Sandy left a mess in New York, but the nuclear reactors in its wake remained safe. Photo courtesy of FEMA

Flooding can happen with or without storms, and U.S. plants are designed to and safely ride out significant events, such as when Fort Calhoun in Nebraska dealt with an overflowing Missouri River in 2011. Also in that year, Vermont Yankee remained safe as the Connecticut River valley suffered severe short-term floods from Hurricane Irene’s remnants.

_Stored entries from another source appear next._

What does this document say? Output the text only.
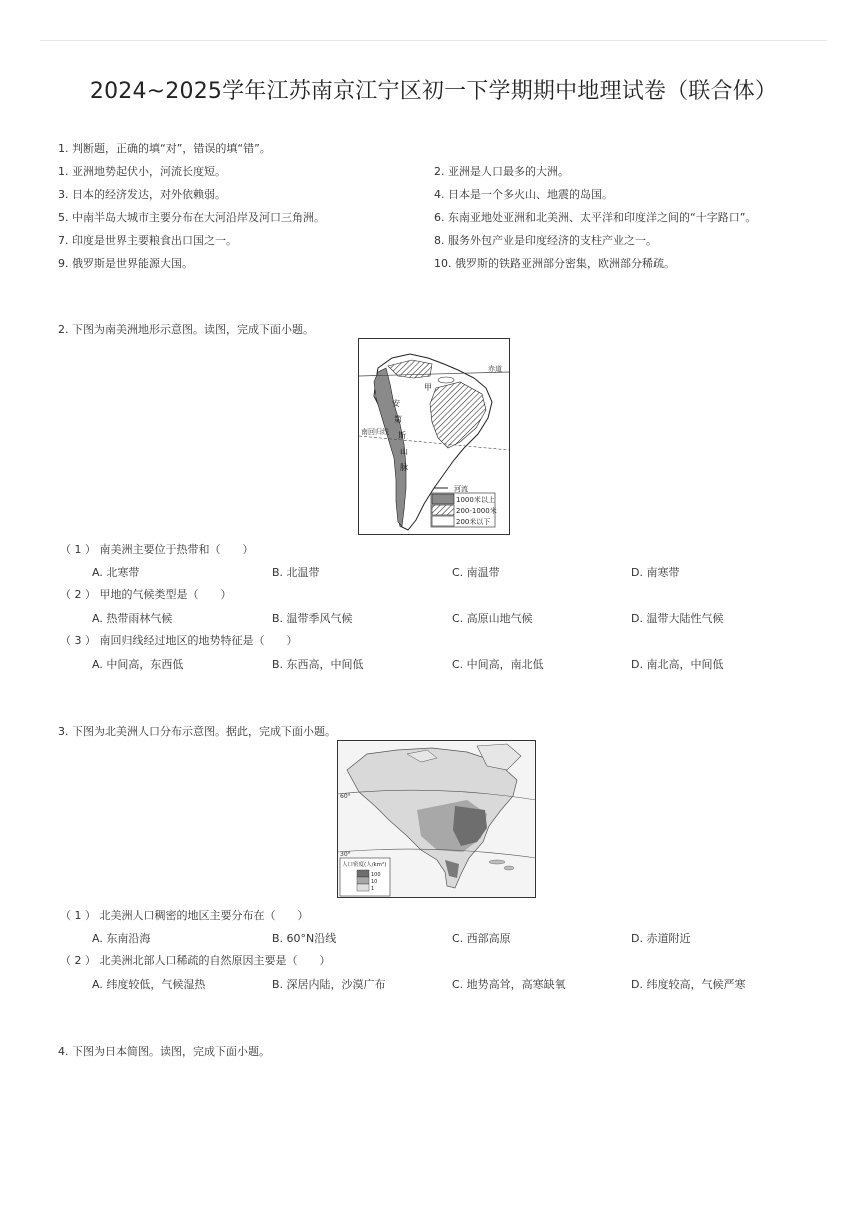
2024~2025学年江苏南京江宁区初一下学期期中地理试卷（联合体）
1. 判断题，正确的填“对”，错误的填“错”。
1. 亚洲地势起伏小，河流长度短。	2. 亚洲是人口最多的大洲。
3. 日本的经济发达，对外依赖弱。	4. 日本是一个多火山、地震的岛国。
5. 中南半岛大城市主要分布在大河沿岸及河口三角洲。	6. 东南亚地处亚洲和北美洲、太平洋和印度洋之间的“十字路口”。
7. 印度是世界主要粮食出口国之一。	8. 服务外包产业是印度经济的支柱产业之一。
9. 俄罗斯是世界能源大国。	10. 俄罗斯的铁路亚洲部分密集，欧洲部分稀疏。
2. 下图为南美洲地形示意图。读图，完成下面小题。
赤道
南回归线
甲
安
第
斯
山
脉
河流
1000米以上
200-1000米
200米以下
（ 1 ） 南美洲主要位于热带和（　　）
A. 北寒带	B. 北温带	C. 南温带	D. 南寒带
（ 2 ） 甲地的气候类型是（　　）
A. 热带雨林气候	B. 温带季风气候	C. 高原山地气候	D. 温带大陆性气候
（ 3 ） 南回归线经过地区的地势特征是（　　）
A. 中间高，东西低	B. 东西高，中间低	C. 中间高，南北低	D. 南北高，中间低
3. 下图为北美洲人口分布示意图。据此，完成下面小题。
60°
30°
人口密度(人/km²)
100
10
1
（ 1 ） 北美洲人口稠密的地区主要分布在（　　）
A. 东南沿海	B. 60°N沿线	C. 西部高原	D. 赤道附近
（ 2 ） 北美洲北部人口稀疏的自然原因主要是（　　）
A. 纬度较低，气候湿热	B. 深居内陆，沙漠广布	C. 地势高耸，高寒缺氧	D. 纬度较高，气候严寒
4. 下图为日本简图。读图，完成下面小题。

Japan’s Fukushima Dai-ichi nuclear accident in March 2012 showed the world what flooding (in this case from a tsunami) can do to a reactor. The NRC’s learned several flooding-related lessons. from the accident. As a result of NRC direction, U.S. plants are using the latest software and technical know-how to re-analyze all flooding sources. This will help the NRC determine if the plants need to consider higher flooding water levels when establishing plans to stay safe. This effort has also examined existing flood protection and all plants have taken steps to confirm they can implement reliable flood safety plans. In the meantime, several plants have also chosen to enhance their flood protection.

An earthquake caused the tsunami that devastated Fukushima, and again U.S. plants are designed to stay safe in the face of quakes that affect their area. Virginia’s North Anna plant was hit by an August 2011 quake centered a short distance away. The earthquake was strong enough to be felt across the East Coast; it shook North Anna with a little more force than what the plant was originally designed to withstand. North Anna remained safe – multiple inspections showed the plant’s systems were undamaged. This was unsurprising, since plant systems are designed to withstand a combination of events that can exceed the forces generated by an earthquake alone.

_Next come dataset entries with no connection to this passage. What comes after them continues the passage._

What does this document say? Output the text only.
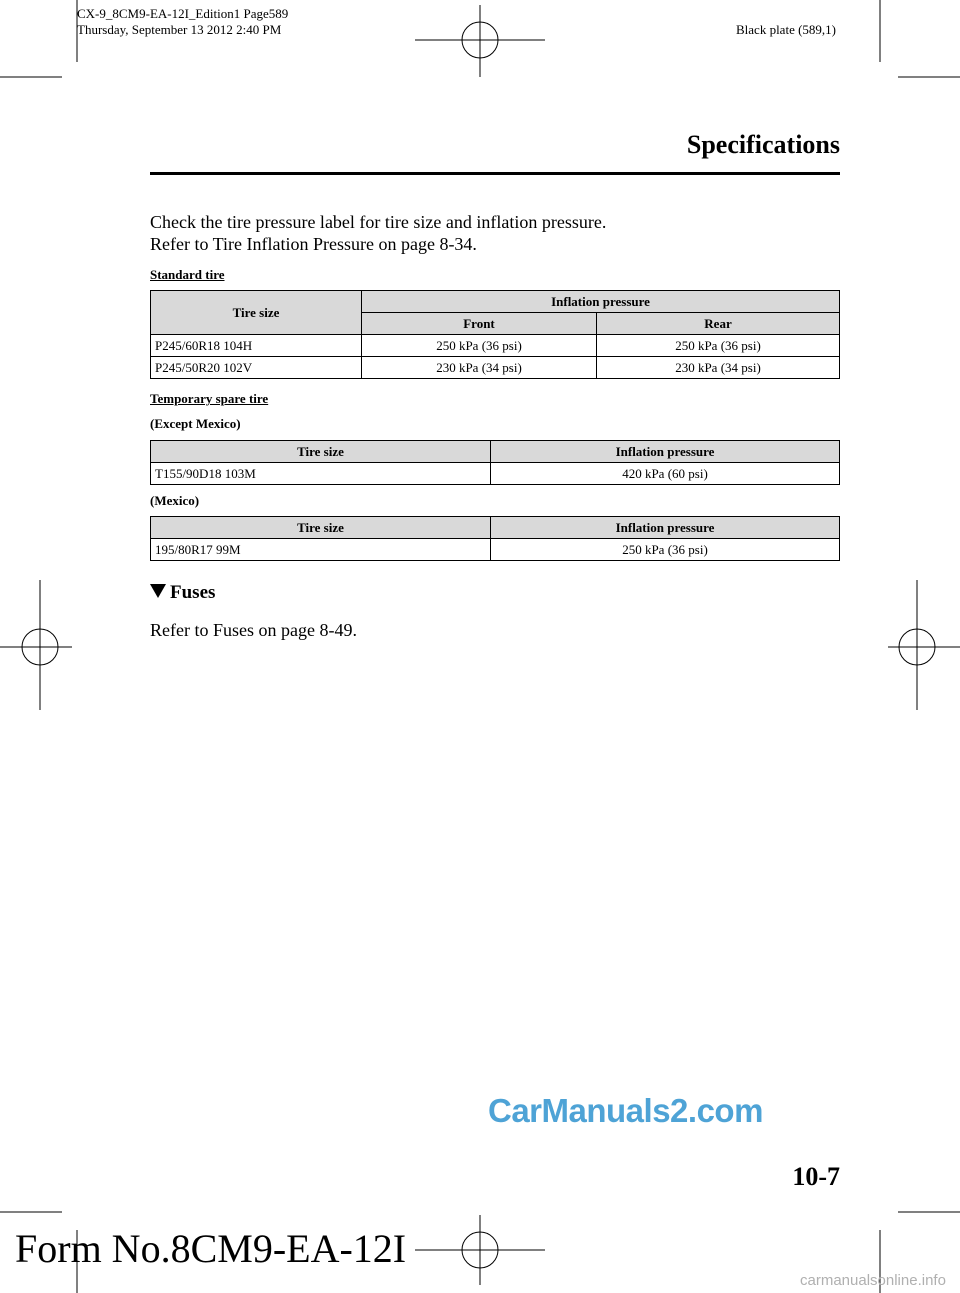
CX-9_8CM9-EA-12I_Edition1 Page589
Thursday, September 13 2012 2:40 PM	Black plate (589,1)
Specifications
Check the tire pressure label for tire size and inflation pressure.
Refer to Tire Inflation Pressure on page 8-34.
Standard tire
Tire size	Inflation pressure	
	Front	Rear
P245/60R18 104H	250 kPa (36 psi)	250 kPa (36 psi)
P245/50R20 102V	230 kPa (34 psi)	230 kPa (34 psi)
Temporary spare tire
(Except Mexico)
Tire size	Inflation pressure
T155/90D18 103M	420 kPa (60 psi)
(Mexico)
Tire size	Inflation pressure
195/80R17 99M	250 kPa (36 psi)
Fuses
Refer to Fuses on page 8-49.
CarManuals2.com
10-7
Form No.8CM9-EA-12I
carmanualsonline.info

As with flooding, the NRC has learned from Fukushima’s quake and other recent earthquakes, and we’re having every U.S. plant reanalyze earthquake hazards to see where enhancements might be needed. All the plants east of the Rockies have taken the first step in that process, and the other plants will do the same next March.

U.S. reactors are also designed for (and have safely survived) hazards such as tornadoes, droughts and other severe weather events. Even with all this preparation, Fukushima reminds us to prepare for the unexpected. The NRC’s approach here involves every U.S. reactor having additional portable systems to restore and maintain safety functions.

All of this work helps ensure the public stays safe when natural disasters strike that may impact U.S. nuclear power plants.

Looking For Better Ways to Determine Severe Weather Hazards

Thomas Nicholson
Senior Technical Advisor
Office of Nuclear Regulatory Research

 

The NRC staff evaluates flood hazards when we review applications for new nuclear facility sites. In addition, we re-examine flooding at operating nuclear power plants — a result of what we learned from the 2011 tsunami flooding at Fukushima Dai-ichi in Japan. These evaluations cover a range of flood events including extreme storms that produce intense local rainfall. The NRC works with other federal agencies to better understand events caused by severe weather as we develop ways to better evaluate possible flooding issues at these sites.

weatherBefore the Fukushima event, the NRC staff informed the Federal Subcommittee on Hydrology of the urgent need to update the National Weather Service’s reports for estimating extreme rainfall events. We use these reports as the basis for our flood design and protection studies. As a result, the subcommittee formed a task force and later the Extreme Storm Events Work Group. The work group is looking at the best practices being used to study extreme storms, and developing estimation procedures and guidance.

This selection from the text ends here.